SEA-SafeguardBench: Evaluating AI Safety in SEA Languages and Cultures
Panuthep Tasawong, Jian Gang Ngui, Alham Fikri Aji, Trevor Cohn, Peerat Limkonchotiwat
TL;DR
SEA-SafeguardBench introduces a native, culturally nuanced safety benchmark for Southeast Asia, covering eight languages and 1,338 cultural topics across three subsets (General, In-the-Wild, Content Generation). It employs three native-authoring pipelines with human verification to capture local norms, taboos, and region-specific harm scenarios, and evaluates a wide range of safeguards and LLMs with AUPRC as the primary metric. The results reveal substantial cross-language safety gaps, with SEA languages underperforming English, especially on culturally nuanced tasks, although culture-aware prompting and SEA pretraining show gains for some models. The work provides detailed error analyses and practical guidance for building culturally inclusive safety systems and motivates further SEA-language safety research and expansion to additional languages and contexts.
Abstract
Safeguard models help large language models (LLMs) detect and block harmful content, but most evaluations remain English-centric and overlook linguistic and cultural diversity. Existing multilingual safety benchmarks often rely on machine-translated English data, which fails to capture nuances in low-resource languages.
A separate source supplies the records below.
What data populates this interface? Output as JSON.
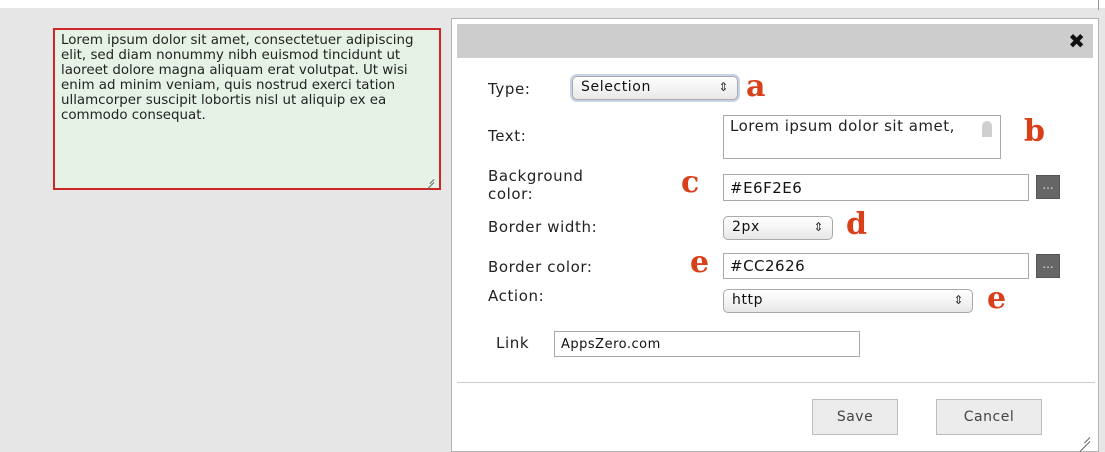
{
  "note": {
    "text": "Lorem ipsum dolor sit amet, consectetuer adipiscing elit, sed diam nonummy nibh euismod tincidunt ut laoreet dolore magna aliquam erat volutpat. Ut wisi enim ad minim veniam, quis nostrud exerci tation ullamcorper suscipit lobortis nisl ut aliquip ex ea commodo consequat.",
    "background_color": "#E6F2E6",
    "border_color": "#CC2626"
  },
  "dialog": {
    "close_glyph": "✖",
    "type": {
      "label": "Type:",
      "value": "Selection",
      "marker": "a"
    },
    "text": {
      "label": "Text:",
      "value": "Lorem ipsum dolor sit amet,",
      "marker": "b"
    },
    "background_color": {
      "label_line1": "Background",
      "label_line2": "color:",
      "value": "#E6F2E6",
      "marker": "c",
      "picker_label": "..."
    },
    "border_width": {
      "label": "Border width:",
      "value": "2px",
      "marker": "d"
    },
    "border_color": {
      "label": "Border color:",
      "value": "#CC2626",
      "marker": "e",
      "picker_label": "..."
    },
    "action": {
      "label": "Action:",
      "value": "http",
      "marker": "e"
    },
    "link": {
      "label": "Link",
      "value": "AppsZero.com"
    },
    "buttons": {
      "save": "Save",
      "cancel": "Cancel"
    }
  },
  "colors": {
    "marker": "#d9401a",
    "titlebar": "#cdcdcd",
    "page_background": "#e6e6e6"
  }
}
Southeast Asian (SEA) languages are underrepresented despite the region's linguistic diversity and unique safety concerns, from culturally sensitive political speech to region-specific misinformation. Addressing these gaps requires benchmarks that are natively authored to reflect local norms and harm scenarios. We introduce SEA-SafeguardBench, the first human-verified safety benchmark for SEA, covering eight languages, 21,640 samples, across three subsets: general, in-the-wild, and content generation. The experimental results from our benchmark demonstrate that even state-of-the-art LLMs and guardrails are challenged by SEA cultural and harm scenarios and underperform when compared to English texts.